Thanks to the Fed’s aggressive rate hiking cycle, fixed income & cash have become legitimate income-producing asset classes again. The safest short-term Treasury bills have yields around 5% and junk bonds are up to 8%. It’s a little counterintuitive to think that junk bonds have actually outperformed Treasuries throughout this cycle because the credit quality component usually gets dinged as conditions get tighter. That’s largely been a result of the idea that recession may be further off than originally thought and that’s continued to make high yield bonds look comparatively attractive.
But the yields that investors can achieve on junk bonds goes even higher. Covered call strategies have traditionally been limited to equity portfolios, but now they’re being developed around bond funds as well. The iShares High Yield Corporate Bond BuyWrite Strategy ETF (HYGW) is essentially a carbon copy of the popular iShares iBoxx $ High Yield Corporate Bond ETF (HYG) with an option writing strategy laid over the top of it. It’s quite simple in structure, but the elevated volatility in the bond market right now has really increased the value of options on bond products.

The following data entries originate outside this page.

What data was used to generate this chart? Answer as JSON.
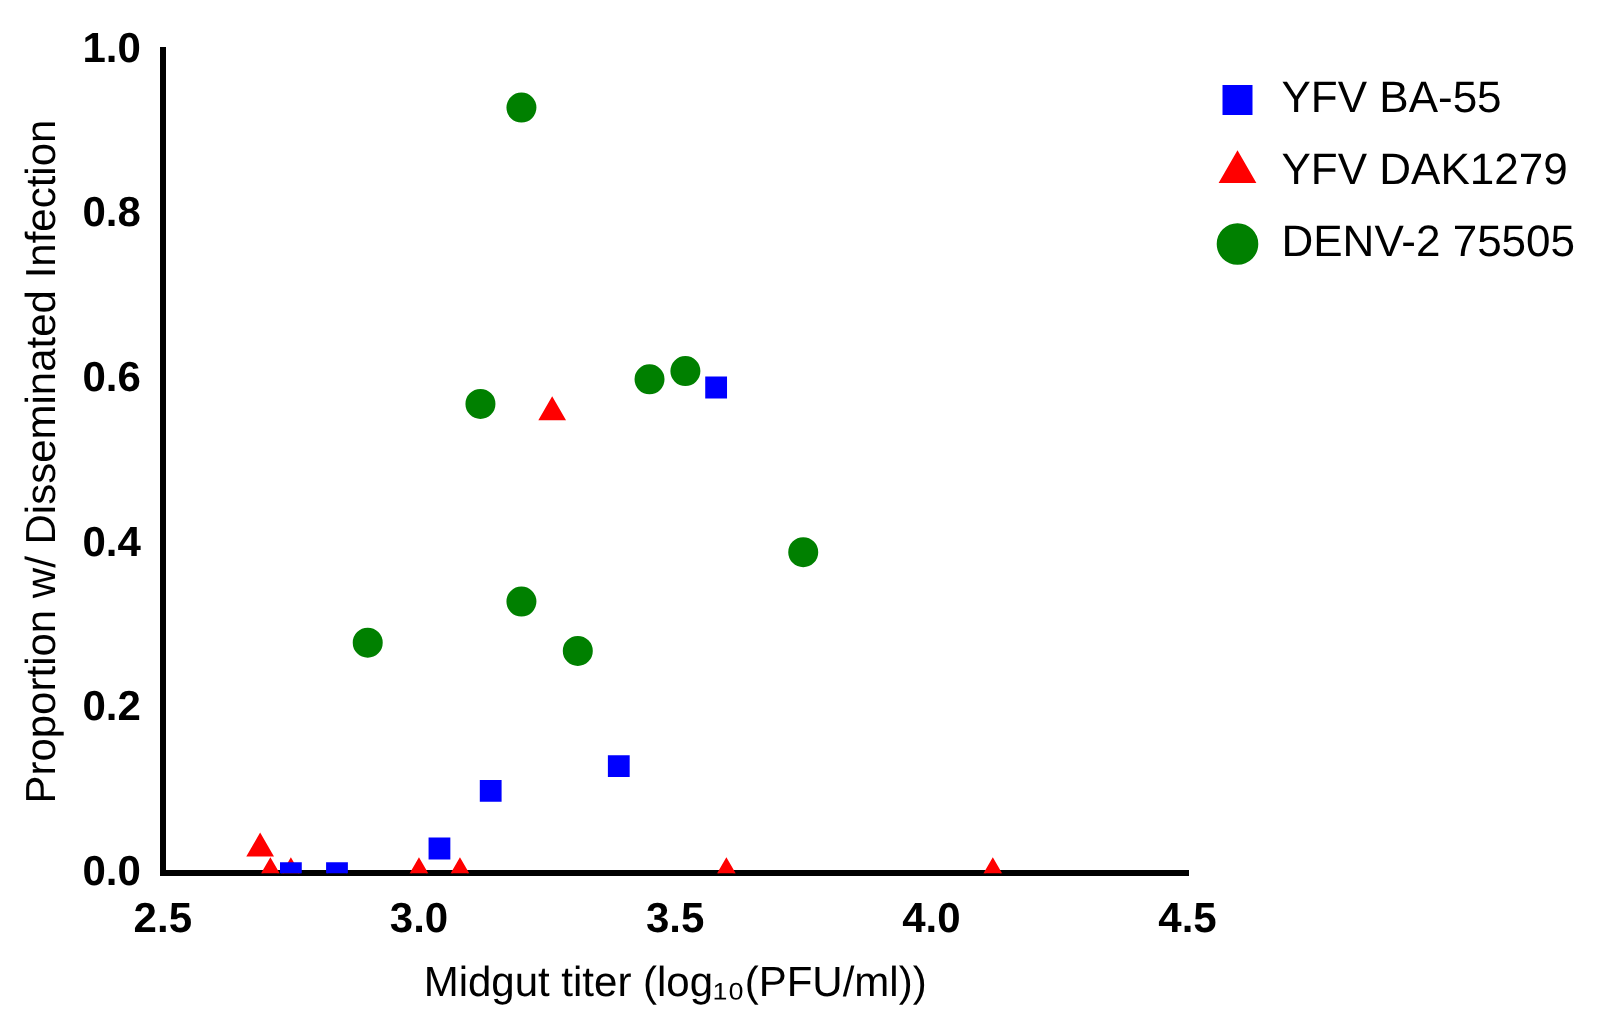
{
  "chart_data": {
    "type": "scatter",
    "xlabel": "Midgut titer (log₁₀(PFU/ml))",
    "ylabel": "Proportion w/ Disseminated Infection",
    "xlim": [
      2.5,
      4.5
    ],
    "xticks": [
      2.5,
      {
        "value": 3,
        "label": "3.0"
      },
      3.5,
      {
        "value": 4,
        "label": "4.0"
      },
      4.5
    ],
    "ylim": [
      0,
      1
    ],
    "yticks": [
      {
        "value": 0,
        "label": "0.0"
      },
      0.2,
      0.4,
      0.6,
      0.8,
      {
        "value": 1,
        "label": "1.0"
      }
    ],
    "grid": false,
    "legend": "top right",
    "series": [
      {
        "name": "YFV BA-55",
        "color": "#0000ff",
        "marker": "square",
        "x": [
          2.75,
          2.84,
          3.04,
          3.14,
          3.39,
          3.58
        ],
        "values": [
          0,
          0,
          0.03,
          0.1,
          0.13,
          0.59
        ]
      },
      {
        "name": "YFV DAK1279",
        "color": "#ff0000",
        "marker": "triangle",
        "x": [
          2.69,
          2.71,
          2.75,
          3.0,
          3.08,
          3.6,
          4.12,
          3.26
        ],
        "values": [
          0.03,
          0,
          0,
          0,
          0,
          0,
          0,
          0.56
        ]
      },
      {
        "name": "DENV-2 75505",
        "color": "#008000",
        "marker": "circle",
        "x": [
          2.9,
          3.31,
          3.12,
          3.45,
          3.52,
          3.75,
          3.2,
          3.2
        ],
        "values": [
          0.28,
          0.27,
          0.57,
          0.6,
          0.61,
          0.39,
          0.33,
          0.93
        ]
      }
    ]
  }
}
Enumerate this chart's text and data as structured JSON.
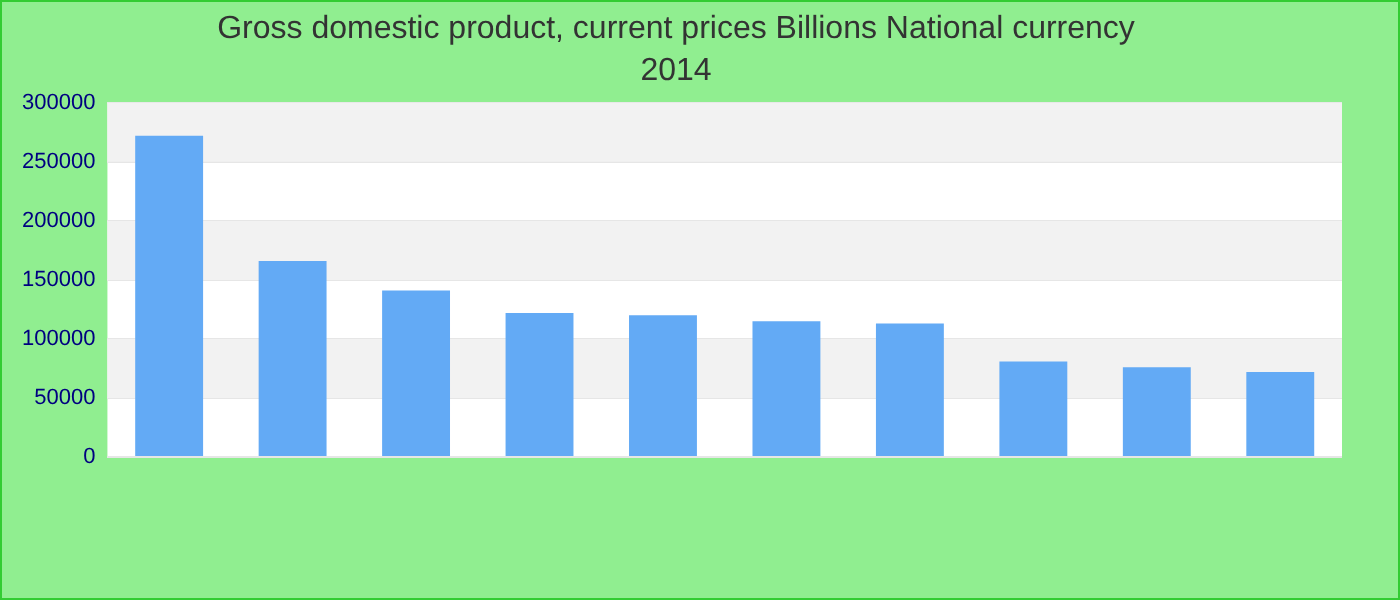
{
  "chart_data": {
    "type": "bar",
    "title": "Gross domestic product, current prices Billions National currency",
    "subtitle": "2014",
    "categories": [
      null,
      null,
      null,
      null,
      null,
      null,
      null,
      null,
      null,
      null
    ],
    "values": [
      272000,
      166000,
      141000,
      122000,
      120000,
      115000,
      113000,
      81000,
      76000,
      72000
    ],
    "color": "#63aaf5",
    "ylim": [
      0,
      300000
    ],
    "yticks": [
      0,
      50000,
      100000,
      150000,
      200000,
      250000,
      300000
    ],
    "grid": "y"
  }
}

That’s pushed the annualized distribution yield of HYGW up to nearly 20%. More importantly, is it sustainable and what are the risks?
Fund Background
HYGW tracks the CBOE HYG BuyWrite Index and is designed to measure the performance of a strategy of holding the underlying fund while writing one-month call options on HYG to generate income. The index utilizes European style call options, which means they can only be exercised at expiration. In short, HYGW writes at-the-money call options with one-month expirations over 100% of the portfolio.